Until well into the nineteenth century, the New River ran along Colebrooke Row in Islington. However, it was a more conventional street by the time this sign was painted onto a large Georgian house. At the top, it appears to have said 'HOTEL' or 'HOSTEL', although only a few letters can now be made out. The rest of the lettering, though, is much clearer:
9D and 1/- PER NIGHT
4/6 AND 6/- PER WEEK
There were clearly two classes of room: the ninepence per night/four shillings and sixpence a week economy option, and the more expensive choice at a shilling a night or six shillings for the week. Sadly, the sign doesn't indicate what the difference between them was.
The house had somewhat reversed in purpose. Between 1894 and 1900, it had been certified as an auxiliary home for St Nicholas' Catholic Industrial School for Boys, able to house 40 pupils. The 1901 census shows it as a children's home, with a married couple as superintendent and matron; an assistant and cook to help them; and 39 boys aged between eight and thirteen, designated as boarders or inmates.
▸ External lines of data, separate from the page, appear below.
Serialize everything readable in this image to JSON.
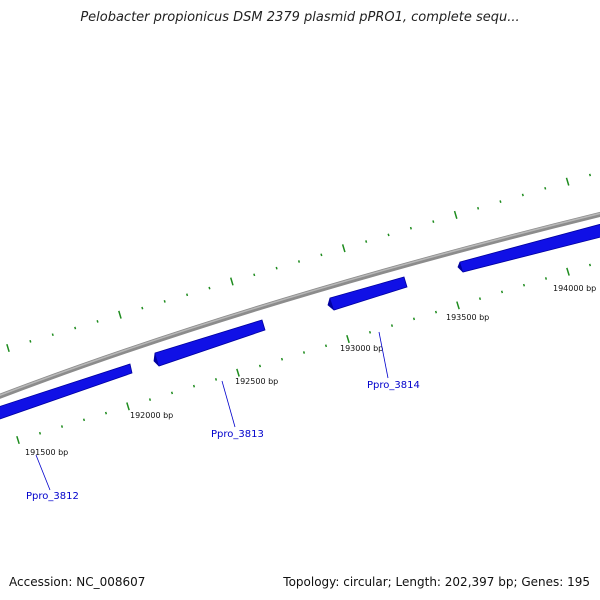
{
  "title": "Pelobacter propionicus DSM 2379 plasmid pPRO1, complete sequ...",
  "footer": {
    "accession": "Accession: NC_008607",
    "summary": "Topology: circular; Length: 202,397 bp; Genes: 195"
  },
  "colors": {
    "backbone": "#8c8c8c",
    "gene_fill": "#1010e6",
    "gene_shade": "#0000a0",
    "tick": "#1e8c1e",
    "gene_label": "#0000cc"
  },
  "position_labels": [
    "191500 bp",
    "192000 bp",
    "192500 bp",
    "193000 bp",
    "193500 bp",
    "194000 bp"
  ],
  "genes": [
    {
      "name": "Ppro_3812"
    },
    {
      "name": "Ppro_3813"
    },
    {
      "name": "Ppro_3814"
    }
  ]
}
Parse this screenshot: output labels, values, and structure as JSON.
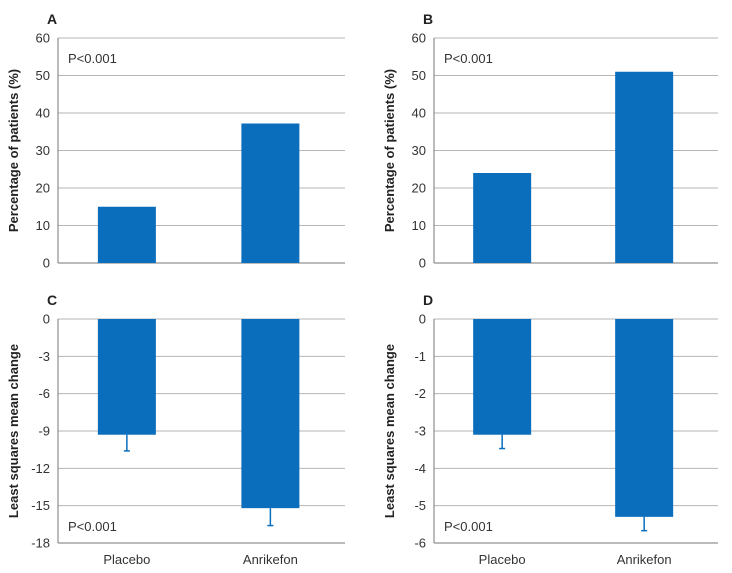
{
  "colors": {
    "bar": "#0a6ebd",
    "grid": "#b5b5b5",
    "axis": "#777777",
    "text": "#333333"
  },
  "chart_data": [
    {
      "id": "A",
      "panel": "A",
      "type": "bar",
      "categories": [
        "Placebo",
        "Anrikefon"
      ],
      "values": [
        15,
        37.2
      ],
      "ylabel": "Percentage of patients (%)",
      "ylim": [
        0,
        60
      ],
      "yticks": [
        0,
        10,
        20,
        30,
        40,
        50,
        60
      ],
      "annotation": "P<0.001",
      "annotation_position": "top-left",
      "show_categories": false,
      "grid": true
    },
    {
      "id": "B",
      "panel": "B",
      "type": "bar",
      "categories": [
        "Placebo",
        "Anrikefon"
      ],
      "values": [
        24,
        51
      ],
      "ylabel": "Percentage of patients (%)",
      "ylim": [
        0,
        60
      ],
      "yticks": [
        0,
        10,
        20,
        30,
        40,
        50,
        60
      ],
      "annotation": "P<0.001",
      "annotation_position": "top-left",
      "show_categories": false,
      "grid": true
    },
    {
      "id": "C",
      "panel": "C",
      "type": "bar",
      "categories": [
        "Placebo",
        "Anrikefon"
      ],
      "values": [
        -9.3,
        -15.2
      ],
      "errors": [
        1.3,
        1.4
      ],
      "ylabel": "Least squares mean change",
      "ylim": [
        -18,
        0
      ],
      "yticks": [
        0,
        -3,
        -6,
        -9,
        -12,
        -15,
        -18
      ],
      "annotation": "P<0.001",
      "annotation_position": "bottom-left",
      "show_categories": true,
      "grid": true
    },
    {
      "id": "D",
      "panel": "D",
      "type": "bar",
      "categories": [
        "Placebo",
        "Anrikefon"
      ],
      "values": [
        -3.1,
        -5.3
      ],
      "errors": [
        0.37,
        0.37
      ],
      "ylabel": "Least squares mean change",
      "ylim": [
        -6,
        0
      ],
      "yticks": [
        0,
        -1,
        -2,
        -3,
        -4,
        -5,
        -6
      ],
      "annotation": "P<0.001",
      "annotation_position": "bottom-left",
      "show_categories": true,
      "grid": true
    }
  ]
}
By 1911, the boys had gone, replaced by women. The only male in the household was the lodging house manager, who along with his wife and two servants had 30 boarders. Their professions give some idea of their social class: a corset maker, a piano teacher, a neck tie maker, a newspaper seller, many servants and dressmakers... Many had been born in London, but others came from elsewhere in Britain, from Ireland and from France. The entry concludes with a statement that the house had ten rooms (including the kitchen but excluding sculleries, bathrooms, landings and so on).
The sign, despite its limited information, is therefore a window into social history. It reminds us not only that women have long been a crucial part of the workforce, - about a quarter of women were in paid employment at this time - but also that they faced considerable difficulties in finding accommodation. A year before the census, Mary Higgs had published Where Shall She Live? The Homelessness of the Woman Worker; in 1909, a petition had been presented to London County Council demanding a hostel for women. Such accommodation for working women, even when provided by reformers, often sounds rather unappealing, with cubicles rather than individual rooms (an option presumably taken for the thirty women in our ten-roomed house).
Brabazon House in Pimlico - a philanthropic venture nonetheless promising a return for investors - charged five shillings and sixpence a week for a cubicle in 1915. The similarity of price supports the idea that our sign relates to the ladies' boarding house operating in 1911. It thus captures an important social moment, when women moved from home to take up employment in the city - with all the opportunities, and challenges, that brought.